Quaschning: Ja, das ist völlig absurd: Wir haben zu wenig erneuerbare Energie und bräuchten massiven Zubau und stattdessen werden Anlagen stillgelegt. Dabei wäre es billiger und schneller, mit einer geringen, unbürokratischen Anschlussvergütung diese Anlagen am Leben zu erhalten. Irgendwann ist die technische Lebensdauer erreicht. Bis dahin müsste es eine Verlängerung der EEG-Vergütung oder eine Erleichterung der Direktvermarktung von Strom geben.


Kritiker werfen aber immer wieder ein, dass der massive Zubau von Wind- und Solaranlagen unsinnig sei, weil die Stromerzeugung zu stark schwankt.

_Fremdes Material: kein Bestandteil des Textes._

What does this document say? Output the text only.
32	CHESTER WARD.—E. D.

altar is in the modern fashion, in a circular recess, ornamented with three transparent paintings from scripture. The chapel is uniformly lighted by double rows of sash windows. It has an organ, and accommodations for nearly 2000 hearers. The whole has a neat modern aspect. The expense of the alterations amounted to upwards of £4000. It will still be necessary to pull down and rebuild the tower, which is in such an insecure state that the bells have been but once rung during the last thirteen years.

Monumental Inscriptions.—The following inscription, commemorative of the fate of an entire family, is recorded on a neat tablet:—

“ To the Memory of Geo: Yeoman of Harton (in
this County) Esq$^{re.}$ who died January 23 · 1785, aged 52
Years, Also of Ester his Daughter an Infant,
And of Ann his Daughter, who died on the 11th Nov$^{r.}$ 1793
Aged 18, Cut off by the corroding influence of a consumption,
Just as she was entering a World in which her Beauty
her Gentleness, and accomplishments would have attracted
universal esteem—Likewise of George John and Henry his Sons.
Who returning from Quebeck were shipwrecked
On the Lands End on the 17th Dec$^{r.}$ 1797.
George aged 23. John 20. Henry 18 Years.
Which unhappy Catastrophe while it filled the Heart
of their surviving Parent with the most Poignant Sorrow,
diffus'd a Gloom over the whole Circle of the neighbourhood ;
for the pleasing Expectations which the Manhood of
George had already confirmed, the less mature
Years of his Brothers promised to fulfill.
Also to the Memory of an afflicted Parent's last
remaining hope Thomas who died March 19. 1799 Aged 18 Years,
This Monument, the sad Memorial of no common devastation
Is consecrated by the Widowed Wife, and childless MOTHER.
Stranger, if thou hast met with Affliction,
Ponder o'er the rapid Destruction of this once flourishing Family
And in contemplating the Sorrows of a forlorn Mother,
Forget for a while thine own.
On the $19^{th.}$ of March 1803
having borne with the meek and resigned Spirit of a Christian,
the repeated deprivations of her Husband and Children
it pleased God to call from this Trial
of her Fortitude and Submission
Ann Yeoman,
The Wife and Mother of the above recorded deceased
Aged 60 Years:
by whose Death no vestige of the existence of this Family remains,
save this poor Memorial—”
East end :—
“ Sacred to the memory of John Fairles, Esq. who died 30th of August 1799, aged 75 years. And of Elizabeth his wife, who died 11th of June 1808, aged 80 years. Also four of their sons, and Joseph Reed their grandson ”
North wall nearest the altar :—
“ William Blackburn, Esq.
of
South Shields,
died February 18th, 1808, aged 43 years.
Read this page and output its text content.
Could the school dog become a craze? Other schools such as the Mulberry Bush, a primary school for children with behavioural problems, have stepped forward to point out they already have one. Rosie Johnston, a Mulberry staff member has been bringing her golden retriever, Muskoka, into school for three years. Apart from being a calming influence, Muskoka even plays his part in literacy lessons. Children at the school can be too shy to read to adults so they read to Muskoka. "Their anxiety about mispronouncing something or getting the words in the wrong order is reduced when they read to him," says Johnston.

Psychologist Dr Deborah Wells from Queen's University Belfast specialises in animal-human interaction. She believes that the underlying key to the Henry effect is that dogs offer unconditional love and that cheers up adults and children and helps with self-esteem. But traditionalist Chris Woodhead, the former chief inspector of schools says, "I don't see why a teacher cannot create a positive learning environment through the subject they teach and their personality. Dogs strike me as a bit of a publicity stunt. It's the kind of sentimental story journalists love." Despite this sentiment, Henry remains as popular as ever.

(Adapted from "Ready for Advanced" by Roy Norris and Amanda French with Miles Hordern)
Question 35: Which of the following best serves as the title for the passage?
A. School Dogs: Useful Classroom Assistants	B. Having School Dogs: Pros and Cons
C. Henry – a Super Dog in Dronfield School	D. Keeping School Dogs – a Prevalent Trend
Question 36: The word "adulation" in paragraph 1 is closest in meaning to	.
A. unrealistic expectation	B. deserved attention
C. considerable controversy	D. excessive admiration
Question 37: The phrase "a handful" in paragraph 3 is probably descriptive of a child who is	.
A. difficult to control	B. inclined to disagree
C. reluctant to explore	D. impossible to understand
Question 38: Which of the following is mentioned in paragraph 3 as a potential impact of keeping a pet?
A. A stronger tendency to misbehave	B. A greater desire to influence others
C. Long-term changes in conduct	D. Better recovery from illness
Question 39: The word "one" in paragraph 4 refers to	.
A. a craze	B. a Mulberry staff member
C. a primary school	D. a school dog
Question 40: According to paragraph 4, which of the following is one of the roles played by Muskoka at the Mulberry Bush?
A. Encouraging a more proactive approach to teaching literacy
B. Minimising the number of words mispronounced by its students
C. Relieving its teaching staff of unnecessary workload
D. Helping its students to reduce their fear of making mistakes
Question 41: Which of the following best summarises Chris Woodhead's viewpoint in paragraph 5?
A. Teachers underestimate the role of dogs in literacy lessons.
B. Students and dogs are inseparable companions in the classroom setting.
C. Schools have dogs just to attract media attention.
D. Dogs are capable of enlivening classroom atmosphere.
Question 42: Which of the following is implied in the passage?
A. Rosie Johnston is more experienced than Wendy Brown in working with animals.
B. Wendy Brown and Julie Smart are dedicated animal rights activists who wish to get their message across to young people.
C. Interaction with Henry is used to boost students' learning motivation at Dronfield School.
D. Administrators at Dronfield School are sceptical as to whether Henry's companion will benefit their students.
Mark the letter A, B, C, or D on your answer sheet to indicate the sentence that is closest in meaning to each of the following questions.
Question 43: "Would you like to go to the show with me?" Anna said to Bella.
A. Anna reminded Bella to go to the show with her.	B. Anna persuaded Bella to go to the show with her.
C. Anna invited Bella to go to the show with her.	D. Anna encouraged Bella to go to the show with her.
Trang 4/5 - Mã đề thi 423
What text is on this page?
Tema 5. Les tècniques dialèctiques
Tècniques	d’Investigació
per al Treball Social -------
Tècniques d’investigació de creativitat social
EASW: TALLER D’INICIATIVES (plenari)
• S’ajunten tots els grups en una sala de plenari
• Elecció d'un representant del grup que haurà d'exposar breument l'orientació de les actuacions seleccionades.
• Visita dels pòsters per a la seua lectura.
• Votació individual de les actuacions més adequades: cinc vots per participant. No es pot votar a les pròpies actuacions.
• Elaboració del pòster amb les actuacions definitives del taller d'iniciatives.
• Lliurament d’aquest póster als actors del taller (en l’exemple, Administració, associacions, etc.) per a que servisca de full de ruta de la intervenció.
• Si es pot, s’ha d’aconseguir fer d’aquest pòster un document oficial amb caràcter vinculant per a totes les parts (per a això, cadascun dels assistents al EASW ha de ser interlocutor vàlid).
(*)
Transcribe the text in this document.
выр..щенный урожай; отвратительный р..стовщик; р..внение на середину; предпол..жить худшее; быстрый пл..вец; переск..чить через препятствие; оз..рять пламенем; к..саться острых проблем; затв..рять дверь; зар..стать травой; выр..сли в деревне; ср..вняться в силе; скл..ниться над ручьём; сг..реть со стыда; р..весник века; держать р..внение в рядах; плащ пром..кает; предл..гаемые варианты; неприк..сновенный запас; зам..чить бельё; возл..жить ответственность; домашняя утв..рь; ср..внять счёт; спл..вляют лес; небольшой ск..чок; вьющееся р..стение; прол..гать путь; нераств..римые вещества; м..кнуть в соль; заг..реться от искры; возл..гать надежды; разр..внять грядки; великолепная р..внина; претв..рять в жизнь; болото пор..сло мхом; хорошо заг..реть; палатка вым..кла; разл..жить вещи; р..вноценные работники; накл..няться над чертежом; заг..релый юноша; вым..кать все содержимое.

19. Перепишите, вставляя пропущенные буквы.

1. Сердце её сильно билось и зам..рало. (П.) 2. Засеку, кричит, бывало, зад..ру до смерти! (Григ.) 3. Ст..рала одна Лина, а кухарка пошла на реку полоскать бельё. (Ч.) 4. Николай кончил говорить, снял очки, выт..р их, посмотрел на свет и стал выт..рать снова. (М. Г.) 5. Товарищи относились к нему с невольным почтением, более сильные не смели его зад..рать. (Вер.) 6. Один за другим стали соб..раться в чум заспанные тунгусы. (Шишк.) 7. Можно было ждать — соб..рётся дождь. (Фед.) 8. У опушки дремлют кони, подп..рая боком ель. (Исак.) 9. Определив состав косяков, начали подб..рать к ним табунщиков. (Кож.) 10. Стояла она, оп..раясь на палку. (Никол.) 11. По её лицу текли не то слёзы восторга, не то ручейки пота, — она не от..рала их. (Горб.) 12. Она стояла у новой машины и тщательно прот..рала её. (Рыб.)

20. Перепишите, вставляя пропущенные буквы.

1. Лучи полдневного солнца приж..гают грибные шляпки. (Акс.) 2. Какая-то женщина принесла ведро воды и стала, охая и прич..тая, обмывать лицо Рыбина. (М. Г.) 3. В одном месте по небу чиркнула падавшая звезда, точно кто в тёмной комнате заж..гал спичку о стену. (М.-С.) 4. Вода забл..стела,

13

Quaschning: Darum brauchen wir auch einen schnellen und massiven Ausbau von Speichern. Bislang war das politisch nicht gewollt. Denn fehlende Speicher waren eine Überlebensversicherung für Braunkohlekraftwerke. Wir brauchen eine Kombination aus schnell regelbaren Gaskraftwerken, die mittelfristig auch Biomethan oder synthetisches Gas aus Power-to-Gas-Anlagen nutzen können. Sie müssten kombiniert werden mit großen Batteriespeichern. Die Markteinführung muss schneller erfolgen, damit die Braunkohleverstromung beendet werden kann. Das wäre für die Versorgungssicherheit und den Klimaschutz unerlässlich.


In Deutschland wird derzeit eine CO2-Steuer diskutiert. Kritiker wollen dagegen den europäischen Emissionshandel stärken. Was wäre besser für die Energiewende?


Quaschning: Ein nationaler CO2-Preis greift schneller als eine europäische Lösung. Man könnte diesen auch auf die EU ausdehnen. Bei beiden Instrumenten muss man sich aber klar sein, dass sie Techniken zur CO2-Einsparung nur anreizen können. Allein mit einem CO2-Preis werden wir die Emissionen nicht ausreichend reduzieren. Wichtig ist, dass wir in allen Bereichen schnell umsteuern. Dazu gehört auch, dass wir häufiger kontrollieren, welche Maßnahmen erfolgreich waren. In der Vergangenheit hat die Politik das alle zehn bis fünfzehn Jahre gemacht. So viel Zeit haben wir nicht mehr.